Por a 20 Abril 2026

Projeto: Miguel Zaionc; Texto: segundo a memória descritiva; Fotos: Bia Nauiack

Em apenas 75 m², este apartamento no centro da cidade nasce de uma premissa singular: ser inteiramente envolvido por uma cor dominante. Assinado por Miguel Zaionc, o projeto parte do desejo de um advogado solteiro, na casa dos 30 anos, por um espaço onde o vermelho funcionasse como pano de fundo contínuo para um acervo eclético de peças vintage, obras de arte e referências que atravessam o clássico, o modernismo, o art déco e o contemporâneo.

Mais do que um gesto cromático, a proposta procura construir uma atmosfera coesa e habitável, onde a cor não se impõe ao espaço, mas o estrutura. “O desafio foi criar um ambiente inteiramente em vermelho que não se tornasse cansativo, mas antes envolvente e equilibrado”, explica Miguel Zaionc.

O apartamento, originalmente novo e entregue sem acabamentos, apresentava vários elementos técnicos e estruturais que poluíam a leitura do espaço. O trabalho passou por simplificar e suavizar essas interferências, criando uma base mais limpa que permitisse dar protagonismo ao mobiliário, às obras de arte e ao acervo do cliente. Não foram realizadas intervenções estruturais.

O piso em parquet maciço de tauari estabelece uma ligação subtil com a memória dos apartamentos das décadas de 50 e 60, reforçando o diálogo entre o contemporâneo e o vintage. Essa base neutra contrasta com a intensidade das paredes vermelhas e com a diversidade de peças que habitam o espaço.

Na sala, convivem um sofá em lona off-white da Estudio Bola, uma estante em radica da Studio Cage, uma cadeira Oscar de Sérgio Rodrigues e obras do acervo do cliente, como uma tela de Juarez Machado e uma gravura de Emanuel Araújo. A iluminação da Dimlux e da Flos, os têxteis da ANH e os tapetes da Botteh contribuem para uma atmosfera densa, mas equilibrada.

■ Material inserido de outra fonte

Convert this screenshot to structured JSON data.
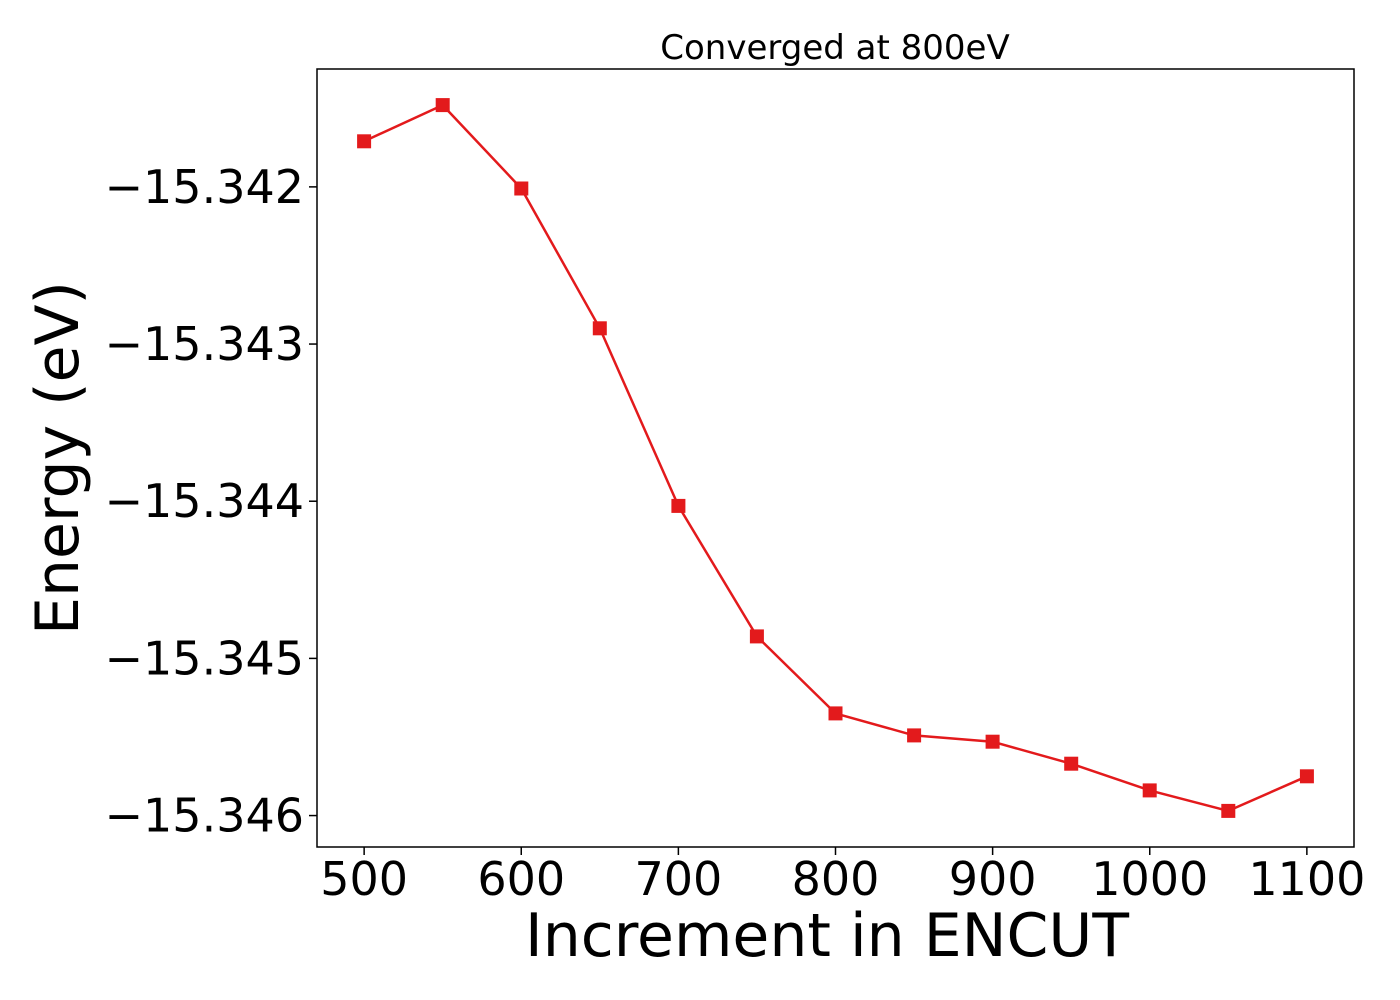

Na área social integrada, organizada em sala de jantar, cozinha e lavandaria, mantém-se o mesmo registo cromático, agora articulado com uma mesa em quartzito azul do Estudio Bola, cadeiras Joaquim da Boobam, armários Florense e bancadas em granilite da Santa Margherita. Um móvel bar vintage dos anos 50, pertencente ao cliente, reforça o caráter autobiográfico do projeto.

O quarto de hóspedes, também escritório, segue a mesma linguagem, com cama em radica da Movip, secretária de Guilherme Bittencourt e têxteis ANH e Bia Pádua Home. Na master suíte, destacam-se a cama Wooding, o tapete oriental da Botteh e peças de Sergio Rodrigues, articuladas com armários Florense e obras de Emanuel Araújo.

As casas de banho introduzem variações cromáticas e materiais, com pastilhas hexagonais e revestimentos tipo “Metro” em azul e castanho, combinados com mobiliário lacado de alto brilho da Movip e iluminação da Dimlux.

No exterior, o terraço abre o apartamento ao verde com mobiliário de Fernando Jaeger e paisagismo da Anni Verdi, criando um contraponto mais leve ao interior intenso. O projeto luminotécnico aposta na contenção, reduzindo os pontos de luz no teto e privilegiando a iluminação indireta, cortineiros e peças de apoio, como abajures, para construir uma atmosfera contínua e envolvente.

O resultado é um espaço profundamente pessoal, onde o vermelho não é apenas cor, mas linguagem — uma base emocional e visual que sustenta uma vida feita de memórias, objetos e relações.